Federal Reserve policy stance calculated as the spread between the real fed funds rates and R* estimates. Source: Bloomberg and BNPP AM. Data as of 09/01/2019

 

The market’s response to December’s policy-setting meeting of the Federal Open Markets Committee (FOMC) is a case in point. In light of the sell-off in equity market, market participants were hoping for a “dovish rate rise”. Some even expected the Federal Reserve (the Fed) to pause its rate rising cycle. While the Fed did revise lower its ‘dots’ (signalling fewer future rate rises), comments by Chair Powell accompanying the increase in the fed funds rate were not dovish, driving market volatility even higher. Subsequently, Fed speakers turned more dovish, allowing markets to start rebounding slightly.

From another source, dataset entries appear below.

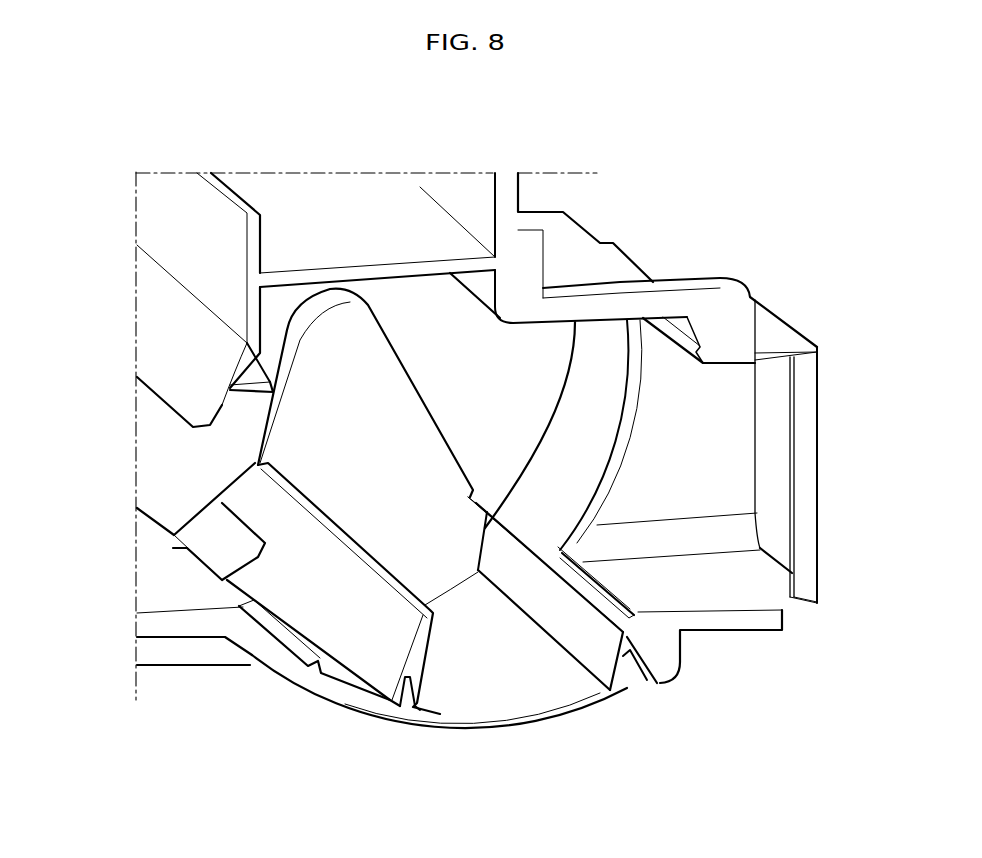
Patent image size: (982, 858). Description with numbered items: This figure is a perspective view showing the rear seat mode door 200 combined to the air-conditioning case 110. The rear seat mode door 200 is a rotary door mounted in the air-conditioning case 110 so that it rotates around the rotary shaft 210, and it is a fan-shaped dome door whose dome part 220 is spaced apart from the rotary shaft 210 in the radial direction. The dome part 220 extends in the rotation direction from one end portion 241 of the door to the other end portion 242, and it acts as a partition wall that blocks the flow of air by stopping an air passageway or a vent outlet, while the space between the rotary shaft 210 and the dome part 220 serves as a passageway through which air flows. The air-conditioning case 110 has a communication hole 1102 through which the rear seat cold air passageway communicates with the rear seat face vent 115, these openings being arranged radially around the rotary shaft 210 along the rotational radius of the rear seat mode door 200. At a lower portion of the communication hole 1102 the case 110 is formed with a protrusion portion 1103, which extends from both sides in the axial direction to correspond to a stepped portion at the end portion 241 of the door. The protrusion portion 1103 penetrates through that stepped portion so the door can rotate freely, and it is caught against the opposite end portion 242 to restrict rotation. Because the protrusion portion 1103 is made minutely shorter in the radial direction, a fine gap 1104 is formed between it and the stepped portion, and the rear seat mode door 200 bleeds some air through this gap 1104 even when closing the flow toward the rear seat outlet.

The air-conditioning case 110 is at (727, 302).
The rear seat face vent 115 is at (772, 458).
The rear seat mode door 200 is at (515, 707).
The rotary shaft 210 is at (340, 330).
The dome part 220 is at (575, 690).
The end portion 241 is at (370, 647).
The end portion 242 is at (612, 652).
The communication hole 1102 is at (188, 476).
The protrusion portion 1103 is at (203, 547).
The gap 1104 is at (230, 518).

As markets slowly grasp that central banks are no longer underpinning asset valuations with their magic QE wand, sharper and sudden moves will likely become the new norm. The low volatility QE world many participants were used to is ending.

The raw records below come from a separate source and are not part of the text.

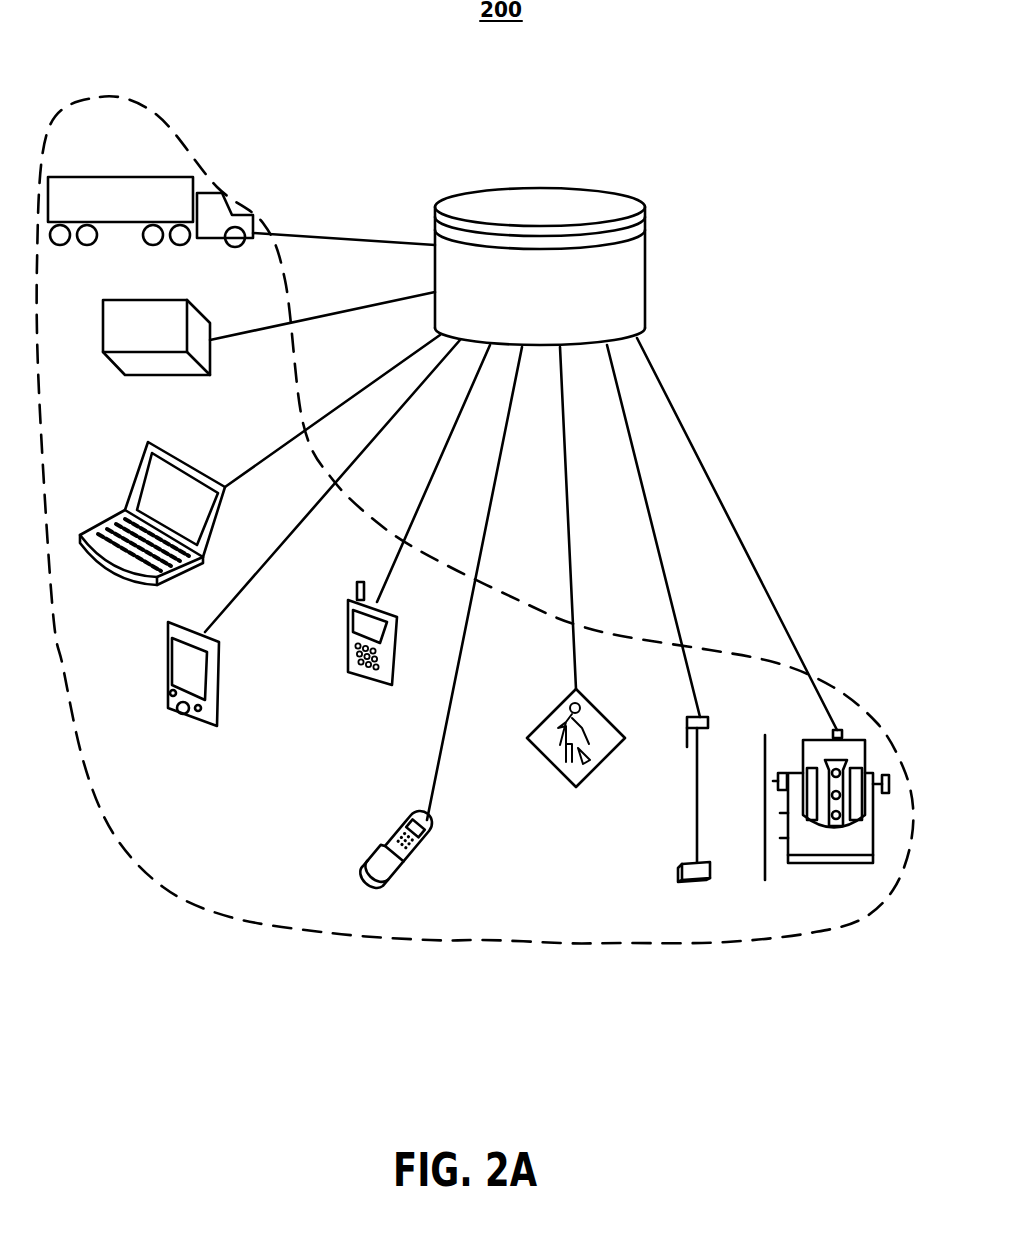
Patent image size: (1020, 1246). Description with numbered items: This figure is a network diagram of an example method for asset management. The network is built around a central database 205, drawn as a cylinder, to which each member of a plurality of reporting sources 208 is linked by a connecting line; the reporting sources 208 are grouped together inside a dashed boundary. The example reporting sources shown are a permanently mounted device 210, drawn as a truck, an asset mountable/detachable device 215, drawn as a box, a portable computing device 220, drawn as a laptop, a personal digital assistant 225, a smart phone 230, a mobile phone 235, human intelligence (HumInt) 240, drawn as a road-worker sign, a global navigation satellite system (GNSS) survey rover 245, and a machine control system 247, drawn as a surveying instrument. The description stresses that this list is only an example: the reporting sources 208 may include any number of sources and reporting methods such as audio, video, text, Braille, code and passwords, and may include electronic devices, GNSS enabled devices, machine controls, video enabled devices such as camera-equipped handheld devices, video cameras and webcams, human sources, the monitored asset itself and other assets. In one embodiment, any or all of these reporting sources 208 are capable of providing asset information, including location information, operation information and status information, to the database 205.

The database 205 is at (580, 186).
The plurality of reporting sources 208 is at (165, 120).
The permanently mounted device 210 is at (148, 177).
The asset mountable/detachable device 215 is at (143, 376).
The portable computing device 220 is at (153, 583).
The personal digital assistant 225 is at (177, 727).
The smart phone 230 is at (377, 686).
The mobile phone 235 is at (377, 890).
The human intelligence (HumInt) 240 is at (568, 781).
The global navigation satellite system (GNSS) survey rover 245 is at (690, 885).
The machine control system 247 is at (865, 863).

In some ways, this is a return to ‘normal’ (i.e., the QE world was an historical aberration). In the new normal, the emphasis will likely shift towards the fundamentals: macroeconomic data and corporate fundamentals will have a greater influence on price action. In this light, we note the deterioration in our aggregate US macro data quant signal: after being positive since 2012, it now stands at neutral. Clearly, markets have already priced in this decline, so whether the signal deteriorates further or improves from here will be key. We expect all eyes to be on the fourth quarter corporate earnings season, which is just starting.

 

What’s in the price?

What the market already prices is of course a key consideration. As discussed above, with macroeconomic data already deteriorating and equity markets around 20% off their year-ago highs, a lot of bad news is already in the price.

Put differently, previously elevated valuations have corrected sharply – e.g., the S&P 500 P/E ratio sagged from 20 points to around 14.5 currently, a level last seen in 2013.

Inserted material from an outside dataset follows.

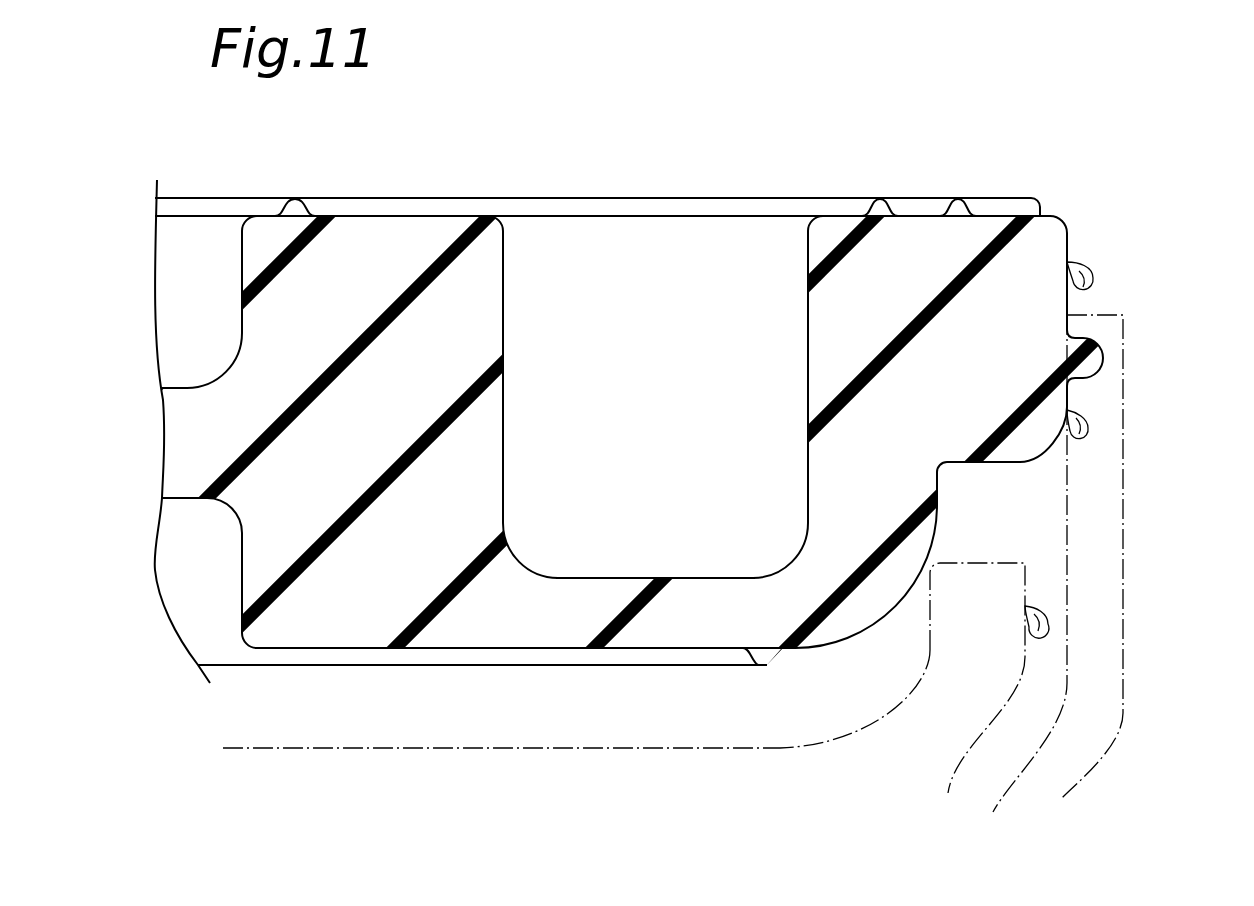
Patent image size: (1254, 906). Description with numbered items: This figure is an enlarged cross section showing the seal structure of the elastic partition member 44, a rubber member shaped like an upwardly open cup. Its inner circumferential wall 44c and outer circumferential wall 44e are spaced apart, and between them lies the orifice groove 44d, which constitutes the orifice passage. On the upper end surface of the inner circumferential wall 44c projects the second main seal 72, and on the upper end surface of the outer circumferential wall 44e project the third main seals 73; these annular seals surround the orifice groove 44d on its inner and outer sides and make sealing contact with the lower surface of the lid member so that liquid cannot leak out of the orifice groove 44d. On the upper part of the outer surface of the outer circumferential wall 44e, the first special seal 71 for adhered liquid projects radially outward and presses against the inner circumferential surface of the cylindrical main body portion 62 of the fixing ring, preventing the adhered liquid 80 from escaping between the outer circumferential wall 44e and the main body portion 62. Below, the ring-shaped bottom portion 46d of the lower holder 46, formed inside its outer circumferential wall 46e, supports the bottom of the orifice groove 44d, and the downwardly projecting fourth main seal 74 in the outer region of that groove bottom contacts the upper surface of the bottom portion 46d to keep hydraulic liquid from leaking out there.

Here our macroeconomic scenario, which models plausible states of the world given the available information and the potential evolution of various factors, comes in to play. As shown, for example, in Exhibit 5 for the S&P 500, US stocks have started pricing in the more bearish scenarios, but clearly, they could have further to run compared to our most bearish expectations.

We are at a crossroads, both in terms of the deterioration in the macroeconomic data and in terms of market pricing. In light of this uncertainty, we closed our tactical equity longs in December. We are structurally neutral on the asset class.

 

Exhibit 5: S&P 500 scenario analysis

sp500-scenario-analysis

Source: Bloomberg and BNPP AM, as of 09/01/2019

 

Looking at valuations and what is priced in, we note that EM equities have fared much better in recent weeks, not participating in the meltdown seen by G10 equities (Exhibit 6). Better valuations (read previous underperformance) have surely helped. Now that the market is also pricing out further Fed rate rises, there is further support for the asset class.

But as we have said before, to expect significant (outright) upside for EM assets, three conditions must be satisfied: i) a dovish Fed, ii) more policy easing in China, and iii) an easing of trade tensions between the US and China. On all three fronts, we are not yet convinced that enough progress has been made, but this remains on our radar screen for 2019.

 

Exhibit 6: EM equities outperforming recently

em-equities-outperforming-recently

Source: Bloomberg and BNPP AM, as of 09/01/2019

 


Views expressed are those of the Investment Committee of MAQS, as of January 2019. Individual portfolio management teams outside of MAQS may hold different views and may make different investment decisions for different clients.